Bereits seit dem ersten Tag der Ausgangssperre sah man vermehrt Polizeiwagen auf Streife und menschenleere Straßen. Über Lautsprecher informierten sie, dass man sein Haus mit sofortiger Wirkung nicht mehr verlassen dürfe. Vorerst für 10 Tage. Zu der Zeit befand ich mich selbst noch vor Ort. Nachdem ich im letzten Sommer meinen Freiwilligendienst in Argentinien angetreten hatte, saß ich nun, bereits fünf Monate früher als ursprünglich geplant, auf gepackten Koffern und wartete auf meinen Rückholflug.

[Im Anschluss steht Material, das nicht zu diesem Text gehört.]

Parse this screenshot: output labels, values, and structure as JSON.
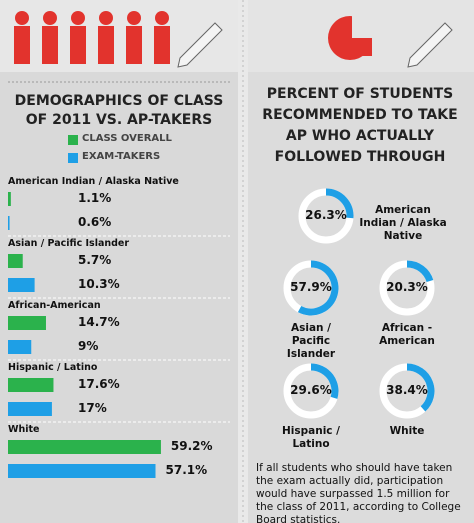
{
  "chart_data": [
    {
      "type": "bar",
      "title": "DEMOGRAPHICS OF CLASS OF 2011 VS. AP-TAKERS",
      "categories": [
        "American Indian / Alaska Native",
        "Asian / Pacific Islander",
        "African-American",
        "Hispanic / Latino",
        "White"
      ],
      "series": [
        {
          "name": "CLASS OVERALL",
          "color": "#2bb24c",
          "values": [
            1.1,
            5.7,
            14.7,
            17.6,
            59.2
          ],
          "value_labels": [
            "1.1%",
            "5.7%",
            "14.7%",
            "17.6%",
            "59.2%"
          ]
        },
        {
          "name": "EXAM-TAKERS",
          "color": "#1e9fe6",
          "values": [
            0.6,
            10.3,
            9,
            17,
            57.1
          ],
          "value_labels": [
            "0.6%",
            "10.3%",
            "9%",
            "17%",
            "57.1%"
          ]
        }
      ],
      "xlim": [
        0,
        60
      ]
    },
    {
      "type": "donut",
      "title": "PERCENT OF STUDENTS RECOMMENDED TO TAKE AP WHO ACTUALLY FOLLOWED THROUGH",
      "categories": [
        "American Indian / Alaska Native",
        "Asian / Pacific Islander",
        "African -American",
        "Hispanic / Latino",
        "White"
      ],
      "values": [
        26.3,
        57.9,
        20.3,
        29.6,
        38.4
      ],
      "value_labels": [
        "26.3%",
        "57.9%",
        "20.3%",
        "29.6%",
        "38.4%"
      ],
      "color": "#1e9fe6",
      "note": "If all students who should have taken the exam actually did, participation would have surpassed 1.5 million for the class of 2011, according to College Board statistics."
    }
  ]
}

Die Maßnahmen haben mir Angst gemacht, obwohl ich wusste, dass ich keinen Grund dafür hatte Angst zu haben. Doch besonders hart trafen sie die Bevölkerung. Die meisten Argentinier verfügen nicht über Rücklagen und leben von dem, was sie tagtäglich verdienen. Als Haushälterin wird man teilweise täglich, und auf dem Bau wöchentlich oder alle zwei Wochen bezahlt. Dementsprechend kann man sich ausmalen, was es für jemanden, der keine Rücklagen hat, bedeutet, wenn er über längeren Zeitraum keine Möglichkeit hat Geld zu verdienen.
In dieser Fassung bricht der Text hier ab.